The Turner-Dodge House, built in 1855 and rebuilt in 1903; it's maybe the oldest home in Lansing and is now a historical museum. This was our first time to it.

A Christmas tree! Every December (excepting 2020) they have a festival of trees with different groups bringing their own fanciful trees to just fill the house.

Here's one of of your more traditional if overstuffed tree designs.

Looking from the rear entrance of the house up one of its flights of stairs.

Trees set up in the dining room. Hey, we have that tablecloth!

A tree, I think by the League of Women Voters, that uses plush dolls to make the topper a riff on the Great Seal of Michigan.

Table settings in the dining room.

The R E Olds Museum's tree. So you see how comical the trees can get ... you think.

Musician playing in the living room; they'd have a couple of live entertainers over the day and I don't know if that was just for New Year's Day or if that was something for the whole festival.

You see back in January 2020 Elizabeth Warren was a candidate for President.

The room up front where they charged admission and one of the first trees you see there.
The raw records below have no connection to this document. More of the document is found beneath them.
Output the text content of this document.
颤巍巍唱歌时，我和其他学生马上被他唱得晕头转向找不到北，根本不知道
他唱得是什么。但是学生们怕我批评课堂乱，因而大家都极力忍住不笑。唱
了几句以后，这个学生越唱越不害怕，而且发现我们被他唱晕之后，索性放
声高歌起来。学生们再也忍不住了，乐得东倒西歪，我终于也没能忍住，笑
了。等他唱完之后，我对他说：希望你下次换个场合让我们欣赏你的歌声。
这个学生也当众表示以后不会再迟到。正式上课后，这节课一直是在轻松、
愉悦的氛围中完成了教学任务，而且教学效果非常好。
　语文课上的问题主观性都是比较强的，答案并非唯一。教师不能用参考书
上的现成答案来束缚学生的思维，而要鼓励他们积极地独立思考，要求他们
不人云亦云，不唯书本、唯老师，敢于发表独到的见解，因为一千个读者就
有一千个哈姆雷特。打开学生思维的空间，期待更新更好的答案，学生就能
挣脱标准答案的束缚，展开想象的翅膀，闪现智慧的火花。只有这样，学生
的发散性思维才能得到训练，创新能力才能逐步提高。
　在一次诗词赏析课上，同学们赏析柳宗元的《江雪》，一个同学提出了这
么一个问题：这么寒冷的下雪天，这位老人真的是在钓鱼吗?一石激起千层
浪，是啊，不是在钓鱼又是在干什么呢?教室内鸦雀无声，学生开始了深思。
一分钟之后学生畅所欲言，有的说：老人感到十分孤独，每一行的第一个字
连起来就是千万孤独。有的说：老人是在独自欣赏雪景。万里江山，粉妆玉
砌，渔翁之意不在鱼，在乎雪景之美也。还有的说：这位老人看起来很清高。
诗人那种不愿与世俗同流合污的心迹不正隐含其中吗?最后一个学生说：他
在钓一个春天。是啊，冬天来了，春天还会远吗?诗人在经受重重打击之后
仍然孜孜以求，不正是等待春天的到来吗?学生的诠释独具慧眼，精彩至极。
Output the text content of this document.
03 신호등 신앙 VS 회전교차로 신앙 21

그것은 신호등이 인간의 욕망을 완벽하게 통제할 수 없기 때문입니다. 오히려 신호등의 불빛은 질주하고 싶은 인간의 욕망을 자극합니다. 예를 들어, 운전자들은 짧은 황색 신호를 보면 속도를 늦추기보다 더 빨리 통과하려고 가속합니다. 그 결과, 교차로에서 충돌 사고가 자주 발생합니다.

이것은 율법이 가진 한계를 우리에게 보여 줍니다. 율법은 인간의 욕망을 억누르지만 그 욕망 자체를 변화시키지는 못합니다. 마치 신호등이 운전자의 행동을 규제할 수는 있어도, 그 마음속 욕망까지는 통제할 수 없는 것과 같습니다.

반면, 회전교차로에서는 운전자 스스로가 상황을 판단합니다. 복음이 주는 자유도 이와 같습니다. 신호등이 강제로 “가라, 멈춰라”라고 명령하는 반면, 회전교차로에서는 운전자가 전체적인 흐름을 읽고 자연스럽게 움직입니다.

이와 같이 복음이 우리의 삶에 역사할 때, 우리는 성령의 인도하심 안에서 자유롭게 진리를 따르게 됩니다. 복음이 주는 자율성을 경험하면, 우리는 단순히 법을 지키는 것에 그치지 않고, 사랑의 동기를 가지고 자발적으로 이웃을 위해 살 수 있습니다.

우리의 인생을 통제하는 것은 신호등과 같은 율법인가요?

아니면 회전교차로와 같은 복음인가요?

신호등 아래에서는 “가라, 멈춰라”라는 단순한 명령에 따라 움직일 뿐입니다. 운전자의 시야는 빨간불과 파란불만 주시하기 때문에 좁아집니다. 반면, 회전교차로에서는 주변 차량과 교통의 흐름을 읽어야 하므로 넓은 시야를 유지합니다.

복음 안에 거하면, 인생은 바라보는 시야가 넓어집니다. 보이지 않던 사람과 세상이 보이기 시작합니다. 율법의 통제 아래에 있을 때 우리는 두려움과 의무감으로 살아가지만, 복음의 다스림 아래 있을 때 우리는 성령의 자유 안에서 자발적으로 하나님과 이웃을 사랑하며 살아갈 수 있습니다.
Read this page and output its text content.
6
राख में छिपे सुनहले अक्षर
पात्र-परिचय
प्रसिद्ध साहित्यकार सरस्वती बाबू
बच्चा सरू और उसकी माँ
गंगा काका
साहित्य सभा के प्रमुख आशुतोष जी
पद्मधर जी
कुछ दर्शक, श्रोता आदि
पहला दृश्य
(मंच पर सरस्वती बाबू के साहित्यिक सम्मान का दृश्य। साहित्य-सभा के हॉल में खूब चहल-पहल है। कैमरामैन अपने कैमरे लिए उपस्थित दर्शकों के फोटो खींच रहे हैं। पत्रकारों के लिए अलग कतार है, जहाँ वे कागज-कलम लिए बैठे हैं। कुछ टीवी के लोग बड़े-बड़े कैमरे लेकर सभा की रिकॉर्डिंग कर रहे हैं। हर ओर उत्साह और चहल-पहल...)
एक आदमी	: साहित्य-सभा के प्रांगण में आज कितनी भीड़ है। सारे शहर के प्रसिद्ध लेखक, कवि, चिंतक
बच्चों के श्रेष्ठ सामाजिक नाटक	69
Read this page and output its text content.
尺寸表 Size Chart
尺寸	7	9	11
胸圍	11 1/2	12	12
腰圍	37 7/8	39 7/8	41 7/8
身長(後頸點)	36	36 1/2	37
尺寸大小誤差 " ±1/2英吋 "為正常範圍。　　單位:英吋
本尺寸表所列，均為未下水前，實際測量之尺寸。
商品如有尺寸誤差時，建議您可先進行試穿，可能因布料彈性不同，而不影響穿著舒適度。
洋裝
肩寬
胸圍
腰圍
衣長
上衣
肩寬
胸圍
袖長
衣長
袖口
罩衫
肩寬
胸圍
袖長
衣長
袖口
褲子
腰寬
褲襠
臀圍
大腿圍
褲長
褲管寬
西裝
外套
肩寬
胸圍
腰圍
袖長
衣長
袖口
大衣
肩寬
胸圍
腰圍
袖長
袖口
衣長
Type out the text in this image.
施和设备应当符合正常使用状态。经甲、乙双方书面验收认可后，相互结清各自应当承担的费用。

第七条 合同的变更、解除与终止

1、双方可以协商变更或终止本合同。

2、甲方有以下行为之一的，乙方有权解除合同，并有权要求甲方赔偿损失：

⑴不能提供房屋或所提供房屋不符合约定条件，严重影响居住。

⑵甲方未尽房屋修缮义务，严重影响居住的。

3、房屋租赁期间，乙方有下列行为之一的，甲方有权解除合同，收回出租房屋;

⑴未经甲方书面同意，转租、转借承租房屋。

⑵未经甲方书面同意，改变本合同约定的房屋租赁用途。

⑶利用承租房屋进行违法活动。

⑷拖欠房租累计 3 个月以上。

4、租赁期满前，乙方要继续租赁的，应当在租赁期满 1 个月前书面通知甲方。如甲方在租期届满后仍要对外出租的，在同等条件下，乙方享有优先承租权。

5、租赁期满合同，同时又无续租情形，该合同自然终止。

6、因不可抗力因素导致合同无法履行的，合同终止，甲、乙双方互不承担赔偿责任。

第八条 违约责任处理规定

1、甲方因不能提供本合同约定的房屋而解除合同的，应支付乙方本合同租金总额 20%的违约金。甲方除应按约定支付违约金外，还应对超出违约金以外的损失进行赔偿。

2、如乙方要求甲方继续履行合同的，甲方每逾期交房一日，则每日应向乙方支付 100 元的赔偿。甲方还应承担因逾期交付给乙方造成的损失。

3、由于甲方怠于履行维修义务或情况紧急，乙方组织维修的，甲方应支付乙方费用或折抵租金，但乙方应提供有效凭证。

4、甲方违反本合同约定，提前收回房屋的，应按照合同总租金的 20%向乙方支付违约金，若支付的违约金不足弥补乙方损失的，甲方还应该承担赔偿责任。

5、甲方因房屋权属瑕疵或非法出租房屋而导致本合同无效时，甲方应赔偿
A photography club's tree, complete with a camera topper and rolls of film as garland.
Trivia: Ferdinand de Lesseps's attempt at building the Panama Canal cost an estimated 1,435,000,000 francs, about one billion francs more than the suez Canal cost. Source: The Path Between The Seas: The Creation of the Panama Canal: 1870 - 1914, David McCullough.
Currently Reading: Madame Blavatsky's Baboon: A History of the Mystics, Mediums, and Misfits Who Brought Spiritualism to America, Peter Washington.